12/10/2009 - 00:02 | Enviado por: Sheila Machado
Por Rodrigo de Almeida
Em terra de futebol, Copa do Mundo é uma festa. E, em festas, como se sabe, tudo o que não reluz é lixo. Chaga a remover. Demônio a eliminar. Se levada ao pé da letra a tese do lustre para um evento de grande porte, a ameaça pode, no limite, fazer com que ocorra nas favelas do Rio de 2014 o que se passa na África do Sul a caminho de 2010. Na sexta-feira, o presidente Luiz Inácio Lula da Silva recebeu em Brasília o presidente Jacob Zuma, mas ambos certamente não tocaram no assunto que vem apavorando milhares de moradores de favelas sul-africanas.

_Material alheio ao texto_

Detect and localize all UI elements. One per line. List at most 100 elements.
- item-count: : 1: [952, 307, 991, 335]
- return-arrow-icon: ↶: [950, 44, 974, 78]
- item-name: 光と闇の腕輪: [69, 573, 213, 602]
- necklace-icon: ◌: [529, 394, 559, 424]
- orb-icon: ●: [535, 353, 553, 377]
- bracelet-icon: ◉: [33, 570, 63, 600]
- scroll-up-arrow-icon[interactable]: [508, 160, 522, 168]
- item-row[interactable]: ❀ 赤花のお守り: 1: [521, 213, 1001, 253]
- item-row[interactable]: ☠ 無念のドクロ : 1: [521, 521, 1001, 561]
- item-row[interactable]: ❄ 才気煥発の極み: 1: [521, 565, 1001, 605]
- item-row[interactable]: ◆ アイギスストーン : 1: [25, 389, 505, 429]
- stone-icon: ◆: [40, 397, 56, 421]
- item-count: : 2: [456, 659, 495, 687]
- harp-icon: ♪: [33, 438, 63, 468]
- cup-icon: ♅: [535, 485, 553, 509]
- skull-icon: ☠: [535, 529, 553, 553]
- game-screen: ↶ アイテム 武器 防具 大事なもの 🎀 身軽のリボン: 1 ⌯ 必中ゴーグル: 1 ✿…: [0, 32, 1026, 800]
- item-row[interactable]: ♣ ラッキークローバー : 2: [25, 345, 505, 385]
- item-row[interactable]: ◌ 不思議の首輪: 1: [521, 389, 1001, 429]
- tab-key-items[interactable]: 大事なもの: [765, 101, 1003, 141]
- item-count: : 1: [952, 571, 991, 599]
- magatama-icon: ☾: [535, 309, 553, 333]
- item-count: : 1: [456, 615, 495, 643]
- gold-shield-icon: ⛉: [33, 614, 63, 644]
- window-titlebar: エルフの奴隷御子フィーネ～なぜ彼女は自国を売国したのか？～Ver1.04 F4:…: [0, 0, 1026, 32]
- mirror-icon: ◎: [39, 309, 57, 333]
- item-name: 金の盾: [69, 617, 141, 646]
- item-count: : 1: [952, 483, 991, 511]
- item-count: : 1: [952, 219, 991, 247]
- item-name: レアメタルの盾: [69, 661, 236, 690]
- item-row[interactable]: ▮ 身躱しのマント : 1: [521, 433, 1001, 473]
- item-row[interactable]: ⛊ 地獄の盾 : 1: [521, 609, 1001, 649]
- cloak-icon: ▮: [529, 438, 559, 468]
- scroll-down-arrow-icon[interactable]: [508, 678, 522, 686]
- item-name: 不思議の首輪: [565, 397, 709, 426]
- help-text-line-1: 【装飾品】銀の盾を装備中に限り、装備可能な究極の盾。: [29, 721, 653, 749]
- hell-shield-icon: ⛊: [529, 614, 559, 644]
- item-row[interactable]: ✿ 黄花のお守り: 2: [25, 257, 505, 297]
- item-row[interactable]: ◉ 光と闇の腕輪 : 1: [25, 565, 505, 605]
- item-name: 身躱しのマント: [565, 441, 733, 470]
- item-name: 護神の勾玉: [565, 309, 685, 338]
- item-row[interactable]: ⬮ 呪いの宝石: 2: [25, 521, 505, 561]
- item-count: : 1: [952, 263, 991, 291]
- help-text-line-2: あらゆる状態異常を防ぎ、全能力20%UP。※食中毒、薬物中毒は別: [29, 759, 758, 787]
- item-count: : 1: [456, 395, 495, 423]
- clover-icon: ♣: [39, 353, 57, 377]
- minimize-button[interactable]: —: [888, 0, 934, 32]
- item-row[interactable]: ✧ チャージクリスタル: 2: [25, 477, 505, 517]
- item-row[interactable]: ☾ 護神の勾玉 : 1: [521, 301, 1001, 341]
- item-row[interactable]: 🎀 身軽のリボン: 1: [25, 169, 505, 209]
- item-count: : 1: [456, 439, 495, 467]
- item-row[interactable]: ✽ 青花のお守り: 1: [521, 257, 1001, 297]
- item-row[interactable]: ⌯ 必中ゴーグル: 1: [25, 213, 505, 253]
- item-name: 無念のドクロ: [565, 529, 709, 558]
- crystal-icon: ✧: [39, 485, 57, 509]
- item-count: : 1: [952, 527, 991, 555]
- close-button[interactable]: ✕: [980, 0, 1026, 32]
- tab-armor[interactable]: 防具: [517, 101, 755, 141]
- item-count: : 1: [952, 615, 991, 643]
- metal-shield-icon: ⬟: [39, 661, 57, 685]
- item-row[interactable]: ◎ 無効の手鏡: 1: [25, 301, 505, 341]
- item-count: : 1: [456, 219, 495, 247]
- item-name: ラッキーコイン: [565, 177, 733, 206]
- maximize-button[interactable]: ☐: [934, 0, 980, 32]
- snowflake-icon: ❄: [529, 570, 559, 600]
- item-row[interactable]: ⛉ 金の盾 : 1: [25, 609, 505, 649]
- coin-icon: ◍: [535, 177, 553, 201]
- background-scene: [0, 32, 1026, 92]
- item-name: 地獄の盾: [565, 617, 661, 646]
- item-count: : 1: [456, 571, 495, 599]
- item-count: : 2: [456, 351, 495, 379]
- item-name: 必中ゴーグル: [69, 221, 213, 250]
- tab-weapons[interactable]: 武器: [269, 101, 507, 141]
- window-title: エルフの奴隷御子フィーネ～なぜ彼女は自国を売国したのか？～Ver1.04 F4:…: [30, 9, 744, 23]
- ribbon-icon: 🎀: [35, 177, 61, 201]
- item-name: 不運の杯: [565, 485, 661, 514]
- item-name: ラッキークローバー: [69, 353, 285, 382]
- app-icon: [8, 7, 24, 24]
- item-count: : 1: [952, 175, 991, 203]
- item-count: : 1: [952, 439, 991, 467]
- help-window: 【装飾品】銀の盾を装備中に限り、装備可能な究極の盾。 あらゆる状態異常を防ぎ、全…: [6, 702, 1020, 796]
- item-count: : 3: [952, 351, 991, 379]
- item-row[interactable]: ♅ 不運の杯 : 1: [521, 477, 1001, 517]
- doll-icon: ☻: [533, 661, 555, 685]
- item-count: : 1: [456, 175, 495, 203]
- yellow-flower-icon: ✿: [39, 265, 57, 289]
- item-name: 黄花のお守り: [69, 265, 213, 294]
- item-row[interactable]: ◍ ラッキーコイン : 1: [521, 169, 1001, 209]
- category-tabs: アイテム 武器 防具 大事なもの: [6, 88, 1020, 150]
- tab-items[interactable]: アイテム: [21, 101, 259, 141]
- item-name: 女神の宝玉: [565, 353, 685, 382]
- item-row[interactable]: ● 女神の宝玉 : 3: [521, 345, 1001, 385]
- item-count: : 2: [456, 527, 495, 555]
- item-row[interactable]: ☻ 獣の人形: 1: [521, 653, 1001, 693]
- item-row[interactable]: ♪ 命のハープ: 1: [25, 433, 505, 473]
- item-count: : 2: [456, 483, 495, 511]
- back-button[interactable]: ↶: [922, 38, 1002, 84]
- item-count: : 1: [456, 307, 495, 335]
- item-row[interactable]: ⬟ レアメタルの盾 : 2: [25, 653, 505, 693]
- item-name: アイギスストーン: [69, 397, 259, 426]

Segundo denuncia a organização Abahlali baseMjondolo, fundada em Durban pelos próprios moradores das favelas como reação à remoção, comunidades inteiras, situadas em grandes centros urbanos, têm sido expulsas à força. O governo do partido do Congresso Nacional Africano (ANC) fala em “deslocamentos”. Rechaça a participação em atos de violência contra a população. Os movimentos sociais, no entanto, tentam mostrar ao mundo que não é bem assim. No site da organização, lê-se a chocante história do ataque, por “homens armados”, à comunidade Kennedy Road no fim de setembro. Coisa pesada, incluindo canhões de água, granadas paralisantes, bastões de eletrochoque, perseguição e espancamento. Maus presságios para um país cuja Constituição é tida como modelo internacional de proteção e promoção dos direitos à moradia.
Como no Brasil (e no Rio em particular), os sul-africanos falam muito em eliminação de favelas de centros urbanos. Mas lá o problema é mais antigo. Desde 1934 o governo daquele país, branco ou negro, vem tentando resolver o assunto. Cada um a seu modo, claro. Uma pesquisadora chama a atenção para a singularidade das favelas sul-africanas. Não há, por exemplo, uma lei do tipo Usucapião – ou seja, as próprias pessoas não têm interesse em investir no local, uma vez que vivem sob constante ameaça de expulsão. Mais: como o governo as qualifica de temporary settlements, não fica obrigado a fornecer água ou luz. Ironia do subdesenvolvimento, certos “acampamentos temporários” existem há mais de 30 anos.
A tentativa de “limpeza” de uma cidade como Durban, por exemplo, não começou com a iminência da Copa do Mundo. Mas os ativistas reclamam, primeiro, que promessas feitas pelo partido que chegou ao poder depois do apartheid não foram cumpridas. Segundo, que o problema das favelas continua o mesmo de antes. Terceiro, que as expulsões se intensificaram às vésperas da Copa. As comunidades, porém, endureceram. A resistência, avisa quem tem conhecimento de causa, deve-se a uma soma razoável de fatores. A saber:
1- Os novos bairros construídos pelo governo estão localizados fora das cidades (em média a 25 quilômetros de distância); 2- As casas são de baixíssima qualidade e as hipotecas, exorbitantes; 3- Não há escolas e hospitais por perto; 4- Falta policiamento e, com isso, os índices de criminalidade vão às alturas, ou seja o governo conduz os moradores ao deus-dará; 5- Não existe transporte público até as novas áreas (na prática, um trabalhador removido passa a gastar seis vezes mais para locomover-se, para não falar do tempo adicional).
Que a lição sul-africana sirva alguma coisa para o Brasil. Tão logo o Rio foi escolhido sede da Olimpíada de 2016, o presidente Lula avisou que não haveria remoção das favelas. Mas a faxina da cidade – no bom sentido – passa pelo trato será dado às comunidades. O PAC das favelas é uma excelente tentativa de garantir dignidade a quem vive nos morros do Rio e de outras grandes cidades do país. Mas o governador Sérgio Cabral, que já classificou a Rocinha como “fábrica de produzir marginal”, emendou com a ideia de cercar as favelas com os muros. E só quer murar as comunidades encravadas na Zona Sul. Para atender às exigências do COI, o plano olímpico do Rio prevê a remoção de 3.500 famílias de seis favelas das zonas Oeste e Norte da cidade.
Na África do Sul, a organização Abahlali baseMjondolo luta contra a remoção forçada e em favor do acesso à educação e do fornecimento de água, luz, saneamento e assistência médica digna de um país democrático. Com o urbanismo do medo em vigor no Rio, convém ficar atento a eventuais semelhanças com os pobres sul-africanos. Aqui, como lá, não são poucos os assombros cometidos em nome da utopia de uma cidade sem favelas. Ou sem os seus moradores.